75. See also Humphreys vs. Drew, 59 Fla., 295; 52 So., 362.)

Second, this is not a suit in which the corporation is a party. This is a litigation between
stockholders of the alleged corporation, for the purpose of obtaining its dissolution. Even the
existence of a de jure corporation may be terminated in a private suit for its dissolution
between stockholders, without the intervention of the state.
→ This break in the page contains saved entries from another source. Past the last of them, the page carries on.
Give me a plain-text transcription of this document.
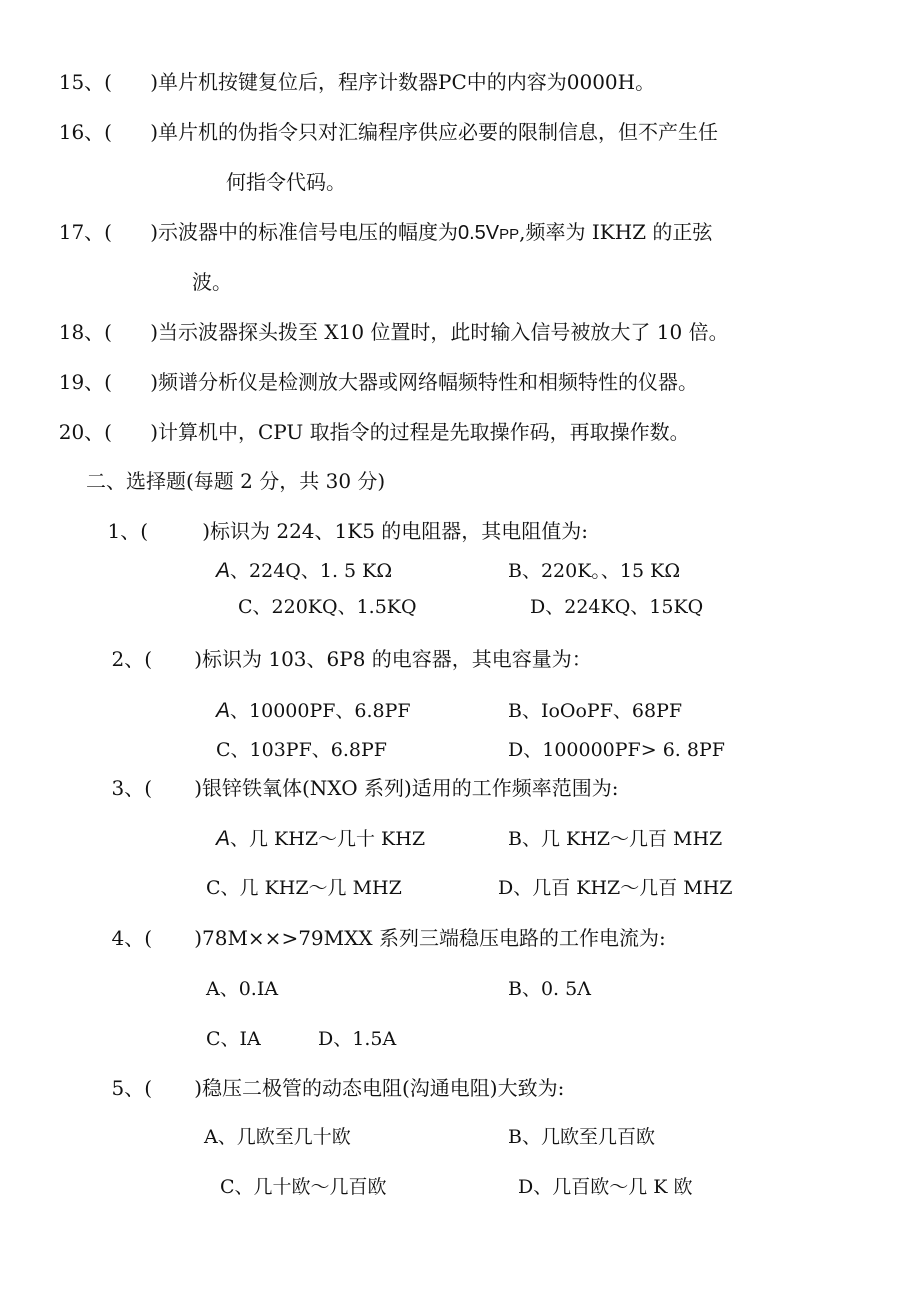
15、( )单片机按键复位后，程序计数器PC中的内容为0000H。
16、( )单片机的伪指令只对汇编程序供应必要的限制信息，但不产生任
何指令代码。
17、( )示波器中的标准信号电压的幅度为0.5VPP,频率为 IKHZ 的正弦
波。
18、( )当示波器探头拨至 X10 位置时，此时输入信号被放大了 10 倍。
19、( )频谱分析仪是检测放大器或网络幅频特性和相频特性的仪器。
20、( )计算机中，CPU 取指令的过程是先取操作码，再取操作数。
二、选择题(每题 2 分，共 30 分)
1、(	)标识为 224、1K5 的电阻器，其电阻值为:
A、224Q、1. 5 KΩ	B、220K。、15 KΩ
C、220KQ、1.5KQ	D、224KQ、15KQ
2、( )标识为 103、6P8 的电容器，其电容量为：
A、10000PF、6.8PF	B、IoOoPF、68PF
C、103PF、6.8PF	D、100000PF> 6. 8PF
3、( )银锌铁氧体(NXO 系列)适用的工作频率范围为:
A、几 KHZ～几十 KHZ	B、几 KHZ～几百 MHZ
C、几 KHZ～几 MHZ	D、几百 KHZ～几百 MHZ
4、( )78M××>79MXX 系列三端稳压电路的工作电流为:
A、0.IA	B、0. 5Λ
C、IA	D、1.5A
5、( )稳压二极管的动态电阻(沟通电阻)大致为:
A、几欧至几十欧	B、几欧至几百欧
C、几十欧～几百欧	D、几百欧～几 K 欧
There might be room for argument on the right of minority stockholders to sue for
dissolution;1 but that question does not affect the court's jurisdiction, and is a matter for
decision by the judge, subject to review on appeal. Whkch brings us to one principal reason
why this petition may not prosper, namely: the petitioners have their remedy by appealing the
order of dissolution at the proper time.

There is a secondary issue in connection with the appointment of a receiver. But it must be
admitted that receivership is proper in proceedings for dissolution of a company or
corporation, and it was no error to reject the counter-bond, the court having declared the
dissolution. As to the amount of the bond to be demanded of the receiver, much depends
upon the discretion of the trial court, which in this instance we do not believe has been clearly
abused.

Judgment: The petition will, therefore, be dismissed, with costs. The preliminary injunction
heretofore issued will be dissolved.

Ozaeta, Pablo, Tuason, Montemayor, and Reyes, JJ., concur.